High on the hog - Muyuan prepares for inevitable debt crisis

China’s biggest pork producer is heavily debt and pricces are falling fast.

Photo by Kuang Da

Photo by Kuang Da

By ZHANG Xiaodi

 

Muyuan Foodstuffs, the largest pork producer in China, is extremely sensitive about its funding plans. So sensitive indeed that it recently released 30 self-congratulatory statements about its funding plans in a single day.

Muyuan has, according to itself, secured over 100 billion yuan of loans, to provide liquidity. It’s a familiar story across industries. The current oversupply of pork is the obvious result of over-expansion funded by borrowing. Muyuan is not yet selling assets or defaulting, that’s the way things are heading.

China’s pork industry, with its constant ups and downs, is not for the frail-minded and Muyuan’s founder QIN Yinglin, aged 57, is known as a risk taker. In the early 90s, he quit his stable job to start a pork farm with his wife, persevered through one crisis after another and built an empire, which went public in Shenzhen in 2014. In Muyuan’s headquarters, Qin has placed a giant hog statue right next to a bizarre and inexplicable replica of the Louvre Pyramid. Qin regularly leads employees in paying their respects to the gods of hog farming.

The replica of the Louvre Pyramid at Muyuan's headquarters in Henan Province. 

Despite the slightly engaging backstory, Muyuan was just another hog farmer until the swine flu killed nearly half of China’s hog herd. Muyuan avoided large outbreaks in its facilities and made huge profits. Two years ago, it was able to open a 5-billion-yuan state-of-the-art pig farm. Muyuan was raising 60 million pigs a year, around 10 percent of China’s total, and more than its four closest competitors combined.

With an estimated personal wealth of 185 billion yuan (US$25.9 billion), more than that of Alibaba founder Jack Ma, Qin ranked the eighth richest person in China.

China’s hog industry is perennially afflicted by cycles of shortages and overproduction. While small farms, which make up the majority of the producers, are the main victims, large corporations are not immune. The years immediately after the swine flu saw a wave of new entries, consolidations and expansion, fueled by substantial subsidies to rebuild hog stock and prevent another inflation-inducing shortage. Even energy giant PetroChina and real estate developer Wanda toyed with the idea of raising hogs.

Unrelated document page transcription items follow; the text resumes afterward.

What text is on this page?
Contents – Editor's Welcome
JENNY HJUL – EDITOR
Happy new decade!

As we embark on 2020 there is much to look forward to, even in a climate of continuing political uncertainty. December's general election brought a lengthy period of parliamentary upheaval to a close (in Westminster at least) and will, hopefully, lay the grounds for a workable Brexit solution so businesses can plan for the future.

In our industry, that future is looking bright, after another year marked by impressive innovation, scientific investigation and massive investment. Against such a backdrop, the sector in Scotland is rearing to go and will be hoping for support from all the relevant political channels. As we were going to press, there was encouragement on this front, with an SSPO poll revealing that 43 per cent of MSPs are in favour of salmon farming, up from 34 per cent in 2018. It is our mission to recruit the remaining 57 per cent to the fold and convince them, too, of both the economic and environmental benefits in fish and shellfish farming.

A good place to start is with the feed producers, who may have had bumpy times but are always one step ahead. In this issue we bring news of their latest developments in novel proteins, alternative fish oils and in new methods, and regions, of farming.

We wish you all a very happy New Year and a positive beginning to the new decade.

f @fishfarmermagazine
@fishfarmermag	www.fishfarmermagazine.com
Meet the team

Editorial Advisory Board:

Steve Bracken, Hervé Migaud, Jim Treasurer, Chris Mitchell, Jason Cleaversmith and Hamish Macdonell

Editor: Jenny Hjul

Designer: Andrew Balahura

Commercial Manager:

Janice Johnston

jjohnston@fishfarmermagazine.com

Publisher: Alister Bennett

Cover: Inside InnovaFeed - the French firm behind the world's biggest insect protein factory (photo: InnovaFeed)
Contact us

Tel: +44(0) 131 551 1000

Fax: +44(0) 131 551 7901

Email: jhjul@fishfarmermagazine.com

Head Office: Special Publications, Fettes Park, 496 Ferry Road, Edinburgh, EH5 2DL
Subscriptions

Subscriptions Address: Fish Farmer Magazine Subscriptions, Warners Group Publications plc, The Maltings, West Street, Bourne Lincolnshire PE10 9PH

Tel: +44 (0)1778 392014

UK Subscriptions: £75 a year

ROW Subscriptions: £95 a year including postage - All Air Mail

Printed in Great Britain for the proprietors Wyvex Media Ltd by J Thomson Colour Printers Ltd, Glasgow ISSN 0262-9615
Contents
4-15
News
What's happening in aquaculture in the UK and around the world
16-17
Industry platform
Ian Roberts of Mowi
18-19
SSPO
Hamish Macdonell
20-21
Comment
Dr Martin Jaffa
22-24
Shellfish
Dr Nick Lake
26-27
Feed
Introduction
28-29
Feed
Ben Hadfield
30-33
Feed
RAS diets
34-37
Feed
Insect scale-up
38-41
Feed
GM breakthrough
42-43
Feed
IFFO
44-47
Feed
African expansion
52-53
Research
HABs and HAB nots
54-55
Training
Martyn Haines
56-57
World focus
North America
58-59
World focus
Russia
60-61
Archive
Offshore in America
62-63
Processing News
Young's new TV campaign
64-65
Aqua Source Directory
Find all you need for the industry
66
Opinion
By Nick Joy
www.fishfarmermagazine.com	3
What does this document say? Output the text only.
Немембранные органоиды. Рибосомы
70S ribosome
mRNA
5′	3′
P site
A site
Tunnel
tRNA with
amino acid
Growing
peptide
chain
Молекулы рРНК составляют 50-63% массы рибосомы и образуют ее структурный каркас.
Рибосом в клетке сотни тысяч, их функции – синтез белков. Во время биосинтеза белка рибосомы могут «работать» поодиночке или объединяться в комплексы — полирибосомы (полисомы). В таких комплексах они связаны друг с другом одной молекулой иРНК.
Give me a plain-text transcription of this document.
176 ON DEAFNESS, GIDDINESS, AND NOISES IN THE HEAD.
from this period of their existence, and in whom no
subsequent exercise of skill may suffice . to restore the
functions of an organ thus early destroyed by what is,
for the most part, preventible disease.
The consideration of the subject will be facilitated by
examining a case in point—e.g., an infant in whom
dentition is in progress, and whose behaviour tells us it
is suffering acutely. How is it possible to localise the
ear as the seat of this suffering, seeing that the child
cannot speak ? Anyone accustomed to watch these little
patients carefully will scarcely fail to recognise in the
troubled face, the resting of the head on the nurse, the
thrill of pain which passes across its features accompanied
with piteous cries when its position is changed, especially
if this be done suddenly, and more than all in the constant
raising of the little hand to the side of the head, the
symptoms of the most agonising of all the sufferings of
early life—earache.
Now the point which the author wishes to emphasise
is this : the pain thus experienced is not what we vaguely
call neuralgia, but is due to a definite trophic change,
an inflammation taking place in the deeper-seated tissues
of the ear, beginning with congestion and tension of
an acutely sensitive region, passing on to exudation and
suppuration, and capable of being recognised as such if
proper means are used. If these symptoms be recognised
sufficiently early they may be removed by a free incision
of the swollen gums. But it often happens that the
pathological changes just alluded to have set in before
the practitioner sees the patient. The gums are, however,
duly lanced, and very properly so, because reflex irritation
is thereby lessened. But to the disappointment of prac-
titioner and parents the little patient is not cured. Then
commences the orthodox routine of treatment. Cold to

Muyuan then decided to outdo its competitors, who were also expanding at all costs and invested huge sums in new farms and automation. From 2018 to 2021, Muyuan's fixed assets ballooned from 13 billion yuan to 99 billion.

The new pig farm, not the fake pyramid, is the pinnacle of Qin’s achievements, at least that’s how Qin saw the project. It's the world's largest, capable of housing 21 million hogs per year. The massive amount of feed, equivalent to 100 truckloads daily, is transported through pipes to avoid paralyzing the nearby highway.

The country rebounded to pre-swine flu levels very quickly and prices collapsed to below cost, about a third of the 2019 peak.

Between 2018 and 2021, Muyuan made 41 billion yuan in profit. But in the same period, debt grew to over 1 trillion yuan, about 61 percent of total assets. In 2021, profits dropped by 75 percent. Over 17 million yuan of invoices went overdue in November 2021. and the financials deteriorated further in the next two years.

Muyuan’s 60 percent debt-to-asset ratio is lower than the industry average, but roughly 80 percent is due this year. Short-term loans doubled in the first three quarters of 2023.

Typically, companies cut production during surplus periods. Until recently, most pork producers had been waiting for their competitors to make the first move. Given its mounting debt and diminishing liquidity, Muyuan has adjusted its production forecast downward and dialed back investment.

Capital expenditure is set to decrease to below 2022 levels. A new headquarters is on hold and the aggressive hiring of senior managers that characterized expansion between 2019 and 2020 has all but stopped.

Qin deserves credit, however, for insisting on cost reduction through technology. The company's highly automated farms curb the spread of disease and optimize hog growth.

QIN Yingyin, 57, saw his net worth approach 200 billion yuan a couple of years ago.

It has switched to a new feed regime since the Russia-Ukraine war sent the prices of soy-based feed soaring. Muyuan has the lowest cost among all domestic pork producers. In the high-concentration, low-margin regime the pork industry is quickly entering, and it is not a bad position to be in.